La brume s'était retirée, exhibant pour offrande la vue d'un paysage que personne n'avait jamais aperçu. Que personne n'avait jamais entrevu. Depuis sa création. Depuis sa conception. Hormis le crachin surplombant la vallée. Monte-Merveille restait accroché dans ses cieux, avec pour seul objectif surveiller les venues de simple mortels en son cœur. Son cœur de pierre. Car Rocfer ignorait la pitié. Car Rocfer ne concevait pas la souffrance. Hormis celle de la brume, condamné à errer sans que jamais on ne vienne la consoler. La prier. Percée dans ses hauteurs, elle n'était pas l'égal de ceux qu'elle côtoyait. De ceux qu'elle veinerait.
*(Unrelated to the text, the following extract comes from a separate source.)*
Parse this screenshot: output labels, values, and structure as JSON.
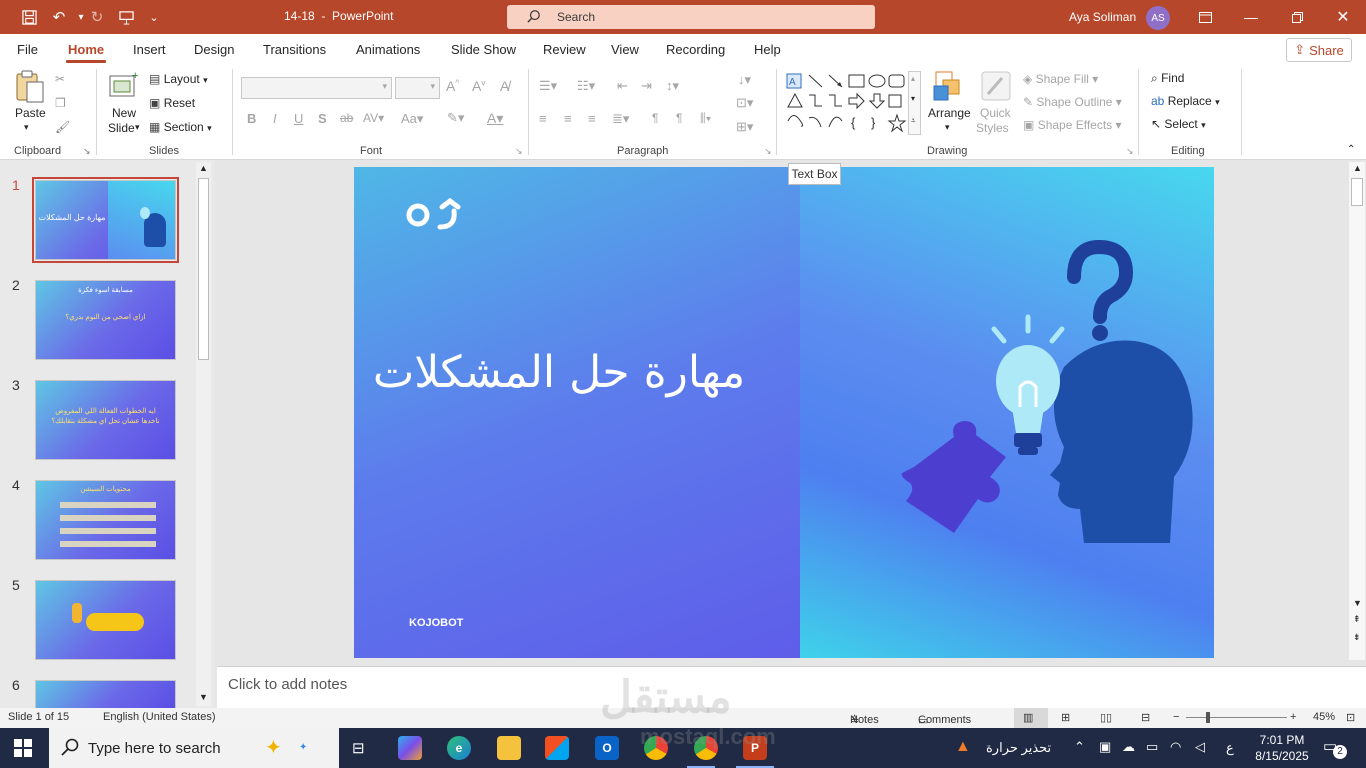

Mais aujourd'hui, le brouillard s'était retiré, accepté par un quelconque panthéon. Il ne gardait plus son troupeau d'infantiles êtres. Ils étaient livrés à eux même. Plus personne ne les aiderait à gouverner. A vivre. Survivre dans un monde où les croyances seraient remises en cause. A travers les guerres, seul l'Histoire était parvenue à se créer une image. Mais elle en oublierait bien vite la mémoire. La reconnaissance des vaincus serait effacée. Les vainqueurs seuls imposeraient leurs visions des batailles sans que les livres ne viennent les contredire. Car ce seraient eux qui les rédigeraient.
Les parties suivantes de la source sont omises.